The Yukon government plans to appeal a court decision that revoked a permit for a mining project near Mayo

The Yukon government is appealing a court decision disapproving a mining project near Mayo, Yukon.
It is the latest in an ongoing dispute between the territorial government and the First Nation of Na-Cho Nyäk Dun (FNNND) over a project in the First Nation’s traditional territory.
The First Nation filed a petition with the Yukon Supreme Court in 2021, shortly after the Yukon government gave the green light to Vancouver-based Metallic Minerals Corp.’s project. had given. The quartz exploration project is planned to be completed over 10 years on 52 claims north of Mayo.
The First Nation argued at a hearing last summer that the Yukon government did not appear to have thought much about FNNND’s interests or concerns before signing off on the project.
The Yukon government dismissed those complaints, telling the court that its consultation process was “reasonable” and that the First Nation had ample opportunity to voice its concerns.

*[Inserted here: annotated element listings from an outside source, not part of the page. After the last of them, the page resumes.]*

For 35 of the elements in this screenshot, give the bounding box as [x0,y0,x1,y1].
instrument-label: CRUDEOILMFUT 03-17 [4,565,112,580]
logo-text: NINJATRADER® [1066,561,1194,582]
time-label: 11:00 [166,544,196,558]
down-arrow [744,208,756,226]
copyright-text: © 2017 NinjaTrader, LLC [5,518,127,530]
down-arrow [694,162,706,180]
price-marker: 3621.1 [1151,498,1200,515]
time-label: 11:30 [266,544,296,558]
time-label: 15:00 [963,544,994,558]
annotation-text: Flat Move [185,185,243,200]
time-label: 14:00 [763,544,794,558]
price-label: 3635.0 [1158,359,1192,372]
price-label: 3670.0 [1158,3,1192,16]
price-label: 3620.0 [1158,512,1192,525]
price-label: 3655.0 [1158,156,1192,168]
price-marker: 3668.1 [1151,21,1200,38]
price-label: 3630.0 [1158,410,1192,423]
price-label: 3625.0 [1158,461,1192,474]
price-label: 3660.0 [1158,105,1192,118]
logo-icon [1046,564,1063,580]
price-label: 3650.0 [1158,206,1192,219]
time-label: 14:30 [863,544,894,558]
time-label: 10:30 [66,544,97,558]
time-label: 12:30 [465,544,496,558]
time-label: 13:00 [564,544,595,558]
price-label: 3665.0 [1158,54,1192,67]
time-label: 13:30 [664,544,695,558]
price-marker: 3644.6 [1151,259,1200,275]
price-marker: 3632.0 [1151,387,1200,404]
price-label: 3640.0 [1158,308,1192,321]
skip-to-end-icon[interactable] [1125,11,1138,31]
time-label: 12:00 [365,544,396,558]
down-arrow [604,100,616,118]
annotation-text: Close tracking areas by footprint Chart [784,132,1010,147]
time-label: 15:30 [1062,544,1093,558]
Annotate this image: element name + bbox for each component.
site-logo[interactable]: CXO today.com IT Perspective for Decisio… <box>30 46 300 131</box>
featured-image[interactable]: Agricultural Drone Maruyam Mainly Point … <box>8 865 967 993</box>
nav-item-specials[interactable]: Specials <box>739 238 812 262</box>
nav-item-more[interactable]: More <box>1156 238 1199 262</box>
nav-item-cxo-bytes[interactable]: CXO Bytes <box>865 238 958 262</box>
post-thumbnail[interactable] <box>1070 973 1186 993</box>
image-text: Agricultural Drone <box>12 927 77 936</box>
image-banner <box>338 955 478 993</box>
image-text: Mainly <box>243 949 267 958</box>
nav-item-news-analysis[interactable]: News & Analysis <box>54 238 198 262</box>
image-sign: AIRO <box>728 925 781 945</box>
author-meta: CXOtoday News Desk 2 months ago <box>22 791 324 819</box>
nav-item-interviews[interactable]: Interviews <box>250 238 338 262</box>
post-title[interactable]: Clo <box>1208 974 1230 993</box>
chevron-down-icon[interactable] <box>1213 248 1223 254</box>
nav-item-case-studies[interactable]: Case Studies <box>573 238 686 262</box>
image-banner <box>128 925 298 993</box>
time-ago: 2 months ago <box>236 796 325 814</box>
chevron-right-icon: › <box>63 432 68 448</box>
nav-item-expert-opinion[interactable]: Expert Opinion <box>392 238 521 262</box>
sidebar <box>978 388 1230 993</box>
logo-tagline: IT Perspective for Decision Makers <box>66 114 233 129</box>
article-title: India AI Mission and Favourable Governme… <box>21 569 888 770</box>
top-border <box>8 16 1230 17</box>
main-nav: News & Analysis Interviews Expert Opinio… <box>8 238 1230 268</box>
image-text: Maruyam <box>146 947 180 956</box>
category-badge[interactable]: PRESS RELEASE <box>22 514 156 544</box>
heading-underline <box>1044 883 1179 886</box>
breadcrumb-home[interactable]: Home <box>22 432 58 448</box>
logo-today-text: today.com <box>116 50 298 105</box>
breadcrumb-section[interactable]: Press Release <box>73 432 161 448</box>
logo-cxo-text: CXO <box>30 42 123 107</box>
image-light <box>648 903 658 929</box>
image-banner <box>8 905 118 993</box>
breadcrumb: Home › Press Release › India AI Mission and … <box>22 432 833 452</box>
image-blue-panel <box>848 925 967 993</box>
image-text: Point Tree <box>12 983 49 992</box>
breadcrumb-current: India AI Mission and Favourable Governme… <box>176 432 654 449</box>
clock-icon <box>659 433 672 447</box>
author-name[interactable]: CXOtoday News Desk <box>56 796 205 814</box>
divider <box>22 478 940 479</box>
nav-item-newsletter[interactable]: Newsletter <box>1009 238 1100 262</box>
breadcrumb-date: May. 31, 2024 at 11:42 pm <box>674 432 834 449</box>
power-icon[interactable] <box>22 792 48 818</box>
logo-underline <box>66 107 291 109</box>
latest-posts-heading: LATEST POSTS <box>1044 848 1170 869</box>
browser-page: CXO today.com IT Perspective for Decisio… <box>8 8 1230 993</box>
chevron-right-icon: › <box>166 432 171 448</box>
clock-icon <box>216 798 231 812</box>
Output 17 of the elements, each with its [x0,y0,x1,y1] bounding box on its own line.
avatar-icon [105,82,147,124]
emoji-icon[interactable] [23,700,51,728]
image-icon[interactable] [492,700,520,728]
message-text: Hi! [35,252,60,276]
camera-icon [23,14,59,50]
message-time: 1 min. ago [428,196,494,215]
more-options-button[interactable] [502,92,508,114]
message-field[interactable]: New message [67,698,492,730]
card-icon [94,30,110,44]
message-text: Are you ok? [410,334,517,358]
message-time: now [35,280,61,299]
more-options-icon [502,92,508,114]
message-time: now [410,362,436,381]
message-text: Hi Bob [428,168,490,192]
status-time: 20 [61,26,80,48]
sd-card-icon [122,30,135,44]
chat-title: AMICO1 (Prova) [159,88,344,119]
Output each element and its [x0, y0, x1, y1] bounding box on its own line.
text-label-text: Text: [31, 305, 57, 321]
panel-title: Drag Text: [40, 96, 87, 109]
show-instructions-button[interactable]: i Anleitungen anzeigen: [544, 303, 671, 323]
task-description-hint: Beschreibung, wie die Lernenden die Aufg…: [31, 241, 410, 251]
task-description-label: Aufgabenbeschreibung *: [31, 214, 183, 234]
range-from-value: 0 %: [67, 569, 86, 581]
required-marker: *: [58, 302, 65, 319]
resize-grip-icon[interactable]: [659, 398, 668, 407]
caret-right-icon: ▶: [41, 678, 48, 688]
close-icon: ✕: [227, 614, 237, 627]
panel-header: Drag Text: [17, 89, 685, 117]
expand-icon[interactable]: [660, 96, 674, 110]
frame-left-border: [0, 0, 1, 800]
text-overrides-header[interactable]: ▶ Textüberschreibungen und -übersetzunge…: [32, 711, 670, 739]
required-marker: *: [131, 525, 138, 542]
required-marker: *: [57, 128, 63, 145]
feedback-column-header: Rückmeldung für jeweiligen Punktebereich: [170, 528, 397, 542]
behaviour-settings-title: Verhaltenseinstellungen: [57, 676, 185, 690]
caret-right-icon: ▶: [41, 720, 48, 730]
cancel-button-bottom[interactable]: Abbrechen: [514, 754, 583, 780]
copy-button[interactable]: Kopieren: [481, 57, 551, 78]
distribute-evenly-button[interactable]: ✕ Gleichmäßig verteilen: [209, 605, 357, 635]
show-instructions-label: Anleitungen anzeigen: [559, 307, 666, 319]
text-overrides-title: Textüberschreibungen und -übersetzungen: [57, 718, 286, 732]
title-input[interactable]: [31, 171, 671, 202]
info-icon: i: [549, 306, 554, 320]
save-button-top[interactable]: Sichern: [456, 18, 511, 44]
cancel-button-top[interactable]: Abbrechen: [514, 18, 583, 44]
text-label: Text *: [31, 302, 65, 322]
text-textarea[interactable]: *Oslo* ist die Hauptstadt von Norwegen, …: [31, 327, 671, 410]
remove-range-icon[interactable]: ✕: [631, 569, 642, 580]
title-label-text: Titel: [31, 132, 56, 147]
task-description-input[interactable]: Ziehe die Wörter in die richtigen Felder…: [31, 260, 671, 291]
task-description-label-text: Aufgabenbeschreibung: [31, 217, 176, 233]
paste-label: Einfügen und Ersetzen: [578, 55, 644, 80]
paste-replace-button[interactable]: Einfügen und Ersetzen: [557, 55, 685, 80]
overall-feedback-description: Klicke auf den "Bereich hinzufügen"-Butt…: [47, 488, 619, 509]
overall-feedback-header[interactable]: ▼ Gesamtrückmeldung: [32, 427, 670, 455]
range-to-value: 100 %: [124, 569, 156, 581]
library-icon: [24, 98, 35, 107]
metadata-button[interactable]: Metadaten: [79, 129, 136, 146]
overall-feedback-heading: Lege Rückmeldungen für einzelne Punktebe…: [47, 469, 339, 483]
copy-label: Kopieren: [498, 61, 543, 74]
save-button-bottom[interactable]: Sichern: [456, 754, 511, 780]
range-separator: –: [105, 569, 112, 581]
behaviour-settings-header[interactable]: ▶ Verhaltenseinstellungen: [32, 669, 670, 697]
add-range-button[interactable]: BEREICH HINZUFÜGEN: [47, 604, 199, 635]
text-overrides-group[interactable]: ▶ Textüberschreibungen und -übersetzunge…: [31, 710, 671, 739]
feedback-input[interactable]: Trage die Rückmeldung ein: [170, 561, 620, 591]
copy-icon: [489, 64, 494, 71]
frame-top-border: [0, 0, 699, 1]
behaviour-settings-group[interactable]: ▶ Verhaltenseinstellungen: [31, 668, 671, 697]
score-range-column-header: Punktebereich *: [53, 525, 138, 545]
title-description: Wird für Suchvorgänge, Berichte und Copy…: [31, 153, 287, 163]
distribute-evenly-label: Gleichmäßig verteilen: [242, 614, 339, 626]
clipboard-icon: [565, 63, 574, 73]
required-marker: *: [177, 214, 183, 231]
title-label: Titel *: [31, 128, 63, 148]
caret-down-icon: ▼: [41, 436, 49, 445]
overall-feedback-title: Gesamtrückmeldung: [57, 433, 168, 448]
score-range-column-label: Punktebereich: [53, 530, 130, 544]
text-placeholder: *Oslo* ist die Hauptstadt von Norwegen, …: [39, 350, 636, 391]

The First Nation also argued that the approval amounted to “backdoor land-use planning” because FNNND does not yet have a final regional land-use plan for its territory — although it was promised one in its nearly 30-year-old definitive agreement.
In a Jan. 31 written decision, Supreme Court Chief Justice Suzanne Duncan described “the heart of this dispute” in whether the territorial government can authorize a project in an area while land-use planning is underway.
Duncan determined that Yukon had failed to properly notify the Metallic Minerals Corp. project.
“The duty of consultation in this case is at the higher end of the spectrum, including but not limited to the requirements to discuss the consultation process and the need for community consultation to meet in good faith and with an open mind to discuss issues raised and Discuss concerns, give serious consideration to the concerns raised, make efforts to minimize adverse impacts, and provide information on how and why actions have been taken,” the decision reads.
“The advice in this case was insufficient.”
The government’s decision on the Metallic Minerals project is therefore “overturned and reversed”.
Duncan agreed to the First Nation’s request for explanations that the Yukon government had failed in its duty to advise and ensure meaningful participation in the management of lands and resources in the Traditional Territory and that it did not understand the impact of its permit on existing lands have taken into account planning process use.
The Yukon government has not violated any land-use planning obligations, the court said
The First Nation’s petition also asked the court to find that the Yukon government had failed in its obligations to implement a land-use planning process under Chapter 11 of the final agreement.
Duncan disagreed.
“There is no finding that the Yukon government has failed to conscientiously implement the promises of the treaty, including Chapter 11 land-use planning for the entire Traditional Territory,” the decision reads.
“The contested decision and the record of evidence before the court do not support such a finding.”
In an appeal filed with the Yukon Court of Appeal earlier this month, the territorial government is asking that Judge Duncan’s decision and statements be set aside. The government is also demanding that the First Nation’s claims, as set out in the original petition, be dismissed and the legal costs associated with the case reimbursed.
The First Nation has not yet filed a response, nor has a date been set for hearing the appeal.
Duncan’s decision brings the assessment process for Metallic Minerals’ project back to the point at which the report and recommendations of the Yukon Environmental and Socio-economic Assessment Board were issued.
A government lawyer said in court last summer that rescinding the permit would likely nullify the proposed exploration project.